Regina Joskow, the Meat Puppets publicist at London Records and a friend of the band for a dozen years, called Cris' state "heartbreaking." Both she and Blevins described the bassist as smart and strong, but with an addictive personality. Joskow said London Records has stayed in touch with Blevins, but was not in contact with Cris directly.

"Addiction is an illness, Cris is ill and we are all hoping for his recovery," Joskow said Wednesday. "We have not written him off, and we certainly haven't written the band off."

The Meat Puppets still owe London two albums, and Curt is hoping to assemble a new version of the band to fulfill that agreement, according to the New Times. He also has a new outfit, the Royal Neanderthal Orchestra, that performed at last year's South By Southwest music conference in Austin. Meanwhile, Derrick Bostrom, the Meat Puppets' original drummer, is working with Rykodisc on a 1999 reissue of the band's SST work that will accompany a newly released live recording.

Blevins said the Meat Puppets' status as cult favorites helped keep Cris' ever-worsening condition out of the public eye, despite the attention accorded other rockers' drug battles -- including those of Cobain, who overdosed in 1994 before committing suicide; Weiland; and Blind Melon singer Shannon Hoon, who died in 1994 from a cocaine overdose.

"The only reason we're able to keep it from anyone is because no one cared," Blevins said. "The Meat Puppets weren't big enough."

Even in the face of Cris' desperate situation, several of those around him said they maintain a sliver of hope that he will come out from the hellish experience on the other side. Blevins suggests that his wife's death ultimately may serve as a tragic wake-up call for him.
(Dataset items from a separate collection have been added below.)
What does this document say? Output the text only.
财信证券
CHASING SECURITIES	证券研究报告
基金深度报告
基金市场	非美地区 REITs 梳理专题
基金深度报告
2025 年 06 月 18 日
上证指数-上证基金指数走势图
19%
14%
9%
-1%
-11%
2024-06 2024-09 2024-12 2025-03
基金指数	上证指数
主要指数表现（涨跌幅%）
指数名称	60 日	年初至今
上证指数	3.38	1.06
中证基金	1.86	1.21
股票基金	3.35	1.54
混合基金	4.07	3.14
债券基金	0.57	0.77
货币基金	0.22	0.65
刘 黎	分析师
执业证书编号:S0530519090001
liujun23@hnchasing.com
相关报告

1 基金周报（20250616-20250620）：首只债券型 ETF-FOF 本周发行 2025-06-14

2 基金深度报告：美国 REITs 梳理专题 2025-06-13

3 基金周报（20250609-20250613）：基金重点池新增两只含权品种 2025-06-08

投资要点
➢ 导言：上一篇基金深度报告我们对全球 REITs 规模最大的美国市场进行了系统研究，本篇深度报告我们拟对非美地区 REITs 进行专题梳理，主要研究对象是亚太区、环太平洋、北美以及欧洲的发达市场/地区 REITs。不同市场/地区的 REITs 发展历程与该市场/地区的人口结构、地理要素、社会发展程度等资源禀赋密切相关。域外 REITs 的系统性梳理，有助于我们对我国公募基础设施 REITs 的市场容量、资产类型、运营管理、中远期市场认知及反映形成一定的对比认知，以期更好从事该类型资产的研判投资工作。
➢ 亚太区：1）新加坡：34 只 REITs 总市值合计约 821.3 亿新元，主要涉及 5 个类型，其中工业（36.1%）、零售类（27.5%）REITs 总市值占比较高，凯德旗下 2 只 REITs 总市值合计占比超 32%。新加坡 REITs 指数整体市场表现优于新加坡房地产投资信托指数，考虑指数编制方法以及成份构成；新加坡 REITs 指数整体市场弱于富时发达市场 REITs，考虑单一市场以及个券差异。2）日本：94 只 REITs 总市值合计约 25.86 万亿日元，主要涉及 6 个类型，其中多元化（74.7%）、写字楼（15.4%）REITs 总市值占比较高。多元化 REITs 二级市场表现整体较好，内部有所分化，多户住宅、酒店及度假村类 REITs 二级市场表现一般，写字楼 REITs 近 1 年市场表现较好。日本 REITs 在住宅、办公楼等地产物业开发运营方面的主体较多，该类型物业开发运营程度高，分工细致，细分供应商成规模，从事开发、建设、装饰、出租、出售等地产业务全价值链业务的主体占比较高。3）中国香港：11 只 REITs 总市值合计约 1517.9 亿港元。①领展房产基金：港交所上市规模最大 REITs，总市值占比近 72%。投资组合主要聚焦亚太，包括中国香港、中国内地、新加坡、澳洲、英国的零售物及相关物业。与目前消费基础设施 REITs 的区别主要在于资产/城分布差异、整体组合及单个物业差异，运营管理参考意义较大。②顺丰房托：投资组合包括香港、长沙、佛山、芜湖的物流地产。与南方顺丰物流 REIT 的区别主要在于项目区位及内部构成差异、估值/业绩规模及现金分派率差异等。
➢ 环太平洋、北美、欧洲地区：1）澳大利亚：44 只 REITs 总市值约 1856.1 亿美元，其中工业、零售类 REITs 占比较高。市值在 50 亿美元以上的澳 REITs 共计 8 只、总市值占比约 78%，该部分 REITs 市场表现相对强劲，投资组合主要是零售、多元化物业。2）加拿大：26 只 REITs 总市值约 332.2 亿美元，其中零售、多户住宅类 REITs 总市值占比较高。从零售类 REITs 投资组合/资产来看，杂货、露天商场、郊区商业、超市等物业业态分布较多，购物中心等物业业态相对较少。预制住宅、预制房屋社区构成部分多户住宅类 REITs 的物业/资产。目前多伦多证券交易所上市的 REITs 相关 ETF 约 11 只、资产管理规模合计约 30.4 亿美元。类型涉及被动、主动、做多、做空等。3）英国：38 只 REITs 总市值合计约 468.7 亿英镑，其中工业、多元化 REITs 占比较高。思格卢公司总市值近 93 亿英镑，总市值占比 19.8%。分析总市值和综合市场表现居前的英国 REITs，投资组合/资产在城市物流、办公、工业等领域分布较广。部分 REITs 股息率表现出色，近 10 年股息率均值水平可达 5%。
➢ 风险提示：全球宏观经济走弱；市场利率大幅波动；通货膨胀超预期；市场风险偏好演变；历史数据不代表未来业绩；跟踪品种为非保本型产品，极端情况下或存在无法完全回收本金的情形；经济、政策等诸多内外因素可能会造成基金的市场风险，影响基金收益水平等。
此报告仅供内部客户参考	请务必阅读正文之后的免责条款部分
"It's hard to say if Cris is going to be able to pull himself out of this," she said. "I'd like to think so, but this has been ongoing for four years now."

Joskow said she's watched the bass player extricate himself from terrible circumstances in the past, but that he's never been as close to the abyss as he is right now.

"It's a really, really, really bad situation, but I still believe that Cris can come back from it," she said. "I am thoroughly optimistic. And maybe I'm a fool for being optimistic. ... I just hope to God that something helps Cris out."